まっすぐに歩いていると、ちいさな踏切が見える。
その踏切の真ん前にその「焼き肉や」さんはあった。
ちいさな白い建物はすこしすすけたマッチ箱のようでふるぼったい引き戸のドアがぴっちりと閉まっていた。
そこにはそっけのないのれんがかかっていて、
なにやさんかまったくわからない外観から、香ばしい良い匂いが漂っていた。
古いドアについた窓から中をのぞいてみた。
中にはカウンター席が4席ほどあり、その後ろにテーブル席が2つほどあった。
すでに1組の家族が食事を楽しんでいる。
雰囲気に惹かれ、意を決して古ぼけた引き戸を開いた。
中にはおばあちゃんが二人いて、ほかには店員さんらしき人が誰もいない。
二人とも白い割烹着を着ている。
一人は少しふくよかで、髪は年の割には黒々としている。
もう一人は、細身で耳下くらいの白いおかっぱ頭だ。
たぶんこの店を切り盛りしているのは、ふくよかな方のおばあちゃんだ。
注文を取りにきたのは、細身のおばあちゃん。
にんまりと笑いながら、ご注文は?とつぶやく。
とりあえずビールを頼んだ。
細身のおばあちゃんはビールを運びながら
細い目をもっと細め茶目っ気たっぷりに話しかけてくる。
どことなく私のひいおばあちゃんに似ていた。
ひいおばあちゃんがぼけてしまったあとの顔に。
茶目っ気おばあちゃんが突然、2本目の瓶ビールをもってやってきた。
カウンター内で忙しく立ち振る舞うふくよかなおばあちゃんに背を向けて、人差し指で「しー」のポーズをする。

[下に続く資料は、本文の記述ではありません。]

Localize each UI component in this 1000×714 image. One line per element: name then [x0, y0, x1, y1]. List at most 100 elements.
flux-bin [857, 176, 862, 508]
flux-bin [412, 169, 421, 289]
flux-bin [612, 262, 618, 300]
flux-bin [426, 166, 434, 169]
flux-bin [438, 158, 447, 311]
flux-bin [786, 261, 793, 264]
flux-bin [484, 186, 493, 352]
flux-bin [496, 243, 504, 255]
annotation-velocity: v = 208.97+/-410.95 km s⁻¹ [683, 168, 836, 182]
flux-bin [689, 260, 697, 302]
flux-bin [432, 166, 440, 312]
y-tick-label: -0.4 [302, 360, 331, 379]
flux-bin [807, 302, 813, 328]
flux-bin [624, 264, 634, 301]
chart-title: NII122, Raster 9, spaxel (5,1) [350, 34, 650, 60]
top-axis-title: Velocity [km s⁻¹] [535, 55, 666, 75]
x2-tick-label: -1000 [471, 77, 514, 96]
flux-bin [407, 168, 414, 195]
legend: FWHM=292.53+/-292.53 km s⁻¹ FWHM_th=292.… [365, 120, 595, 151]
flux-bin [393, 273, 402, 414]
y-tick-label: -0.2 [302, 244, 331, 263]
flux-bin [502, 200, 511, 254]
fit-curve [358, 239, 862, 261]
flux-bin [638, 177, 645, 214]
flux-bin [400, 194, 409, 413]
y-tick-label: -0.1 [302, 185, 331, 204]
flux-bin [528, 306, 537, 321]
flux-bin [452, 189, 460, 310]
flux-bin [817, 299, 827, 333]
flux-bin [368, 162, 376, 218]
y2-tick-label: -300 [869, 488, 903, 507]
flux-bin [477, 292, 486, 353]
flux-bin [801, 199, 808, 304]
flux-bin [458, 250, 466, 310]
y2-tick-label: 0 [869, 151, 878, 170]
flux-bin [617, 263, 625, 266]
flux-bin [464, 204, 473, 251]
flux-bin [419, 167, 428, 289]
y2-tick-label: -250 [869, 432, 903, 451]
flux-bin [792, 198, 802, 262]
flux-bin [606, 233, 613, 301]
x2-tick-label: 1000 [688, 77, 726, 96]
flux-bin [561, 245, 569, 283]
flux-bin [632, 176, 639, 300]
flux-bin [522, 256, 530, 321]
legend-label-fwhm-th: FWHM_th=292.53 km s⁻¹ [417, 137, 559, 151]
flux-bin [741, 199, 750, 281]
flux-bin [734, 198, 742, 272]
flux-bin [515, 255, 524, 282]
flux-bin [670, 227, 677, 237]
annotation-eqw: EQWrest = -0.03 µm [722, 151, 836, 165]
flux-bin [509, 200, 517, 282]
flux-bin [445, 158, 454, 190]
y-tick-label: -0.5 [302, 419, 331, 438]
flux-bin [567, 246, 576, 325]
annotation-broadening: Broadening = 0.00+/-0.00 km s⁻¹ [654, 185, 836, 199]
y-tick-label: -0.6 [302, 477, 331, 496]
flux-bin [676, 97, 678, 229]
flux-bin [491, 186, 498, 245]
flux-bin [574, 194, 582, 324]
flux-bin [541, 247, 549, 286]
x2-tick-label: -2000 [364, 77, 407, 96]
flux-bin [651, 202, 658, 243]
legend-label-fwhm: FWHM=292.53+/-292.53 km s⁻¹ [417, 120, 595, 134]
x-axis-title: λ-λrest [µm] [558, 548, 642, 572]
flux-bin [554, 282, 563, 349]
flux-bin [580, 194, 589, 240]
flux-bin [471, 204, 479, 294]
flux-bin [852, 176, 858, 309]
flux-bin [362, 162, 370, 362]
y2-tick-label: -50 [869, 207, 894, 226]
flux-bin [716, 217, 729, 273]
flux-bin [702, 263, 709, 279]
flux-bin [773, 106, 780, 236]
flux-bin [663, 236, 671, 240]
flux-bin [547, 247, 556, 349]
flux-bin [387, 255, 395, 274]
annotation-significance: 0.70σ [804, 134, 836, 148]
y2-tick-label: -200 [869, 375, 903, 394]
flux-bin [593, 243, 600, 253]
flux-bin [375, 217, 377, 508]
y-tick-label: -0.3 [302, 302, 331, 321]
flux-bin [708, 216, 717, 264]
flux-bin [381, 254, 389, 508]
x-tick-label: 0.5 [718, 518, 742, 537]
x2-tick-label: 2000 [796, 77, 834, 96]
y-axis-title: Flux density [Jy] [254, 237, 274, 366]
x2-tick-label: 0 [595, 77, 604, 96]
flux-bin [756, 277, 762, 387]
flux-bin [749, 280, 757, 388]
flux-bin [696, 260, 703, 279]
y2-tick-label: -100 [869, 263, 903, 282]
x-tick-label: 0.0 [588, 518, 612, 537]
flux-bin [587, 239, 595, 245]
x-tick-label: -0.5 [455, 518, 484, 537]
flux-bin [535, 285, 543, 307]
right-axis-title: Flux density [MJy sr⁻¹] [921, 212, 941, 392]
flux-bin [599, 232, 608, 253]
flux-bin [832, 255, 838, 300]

勝手にビールを振る舞ってくれて、私たちは困惑したけど、ふくよかなおばあちゃんはそれもすべてわかっているようで、ただ黙ってたんたんと、おもちのように白くてふっくらとした体を揺らしながら忙しく動いている。
韓国風の味噌汁が、このお店の一押しで、たっぷりの野菜が入った味噌汁なのだけれど、どこかぴりっとした辛みがある。
店内を見回すと、さっきまでいた家族連れがいない。
私達だけになったちいさな店内で、カウンター越しにふくよかなおばあちゃんが話してくれた。
おばあちゃんたちは80歳に近いということ。
戦争時代に青春まっただ中の彼女たちが、毎日生きるか死ぬかを繰り返していたこと。
空を飛ぶB29を目で追いかけながら暮らしたことなどを、ゆったりとした口調で話してくださった。
結局この焼き肉やさんにいったのは、この日を含めて2回だけ。
ある日突然なくなってしまった。
まったく忽然と。
跡地にはこじゃれた雑貨屋さんが立っていた。
あれはまさしくまぼろしの焼き肉やさんだ。
夢みたいに忽然と現れて、夢みたいなおばあちゃんが2人きりで切り盛りする。
あれは夢だ。
でも夢だけじゃ食っていけない時代を生き抜いた人たちのお店だった。
今でも幻の焼き肉屋の跡地をみるたびに
白い割烹着をきた二人のおばあちゃんがそれぞれの在り方で存在していたあの夜を思い出す。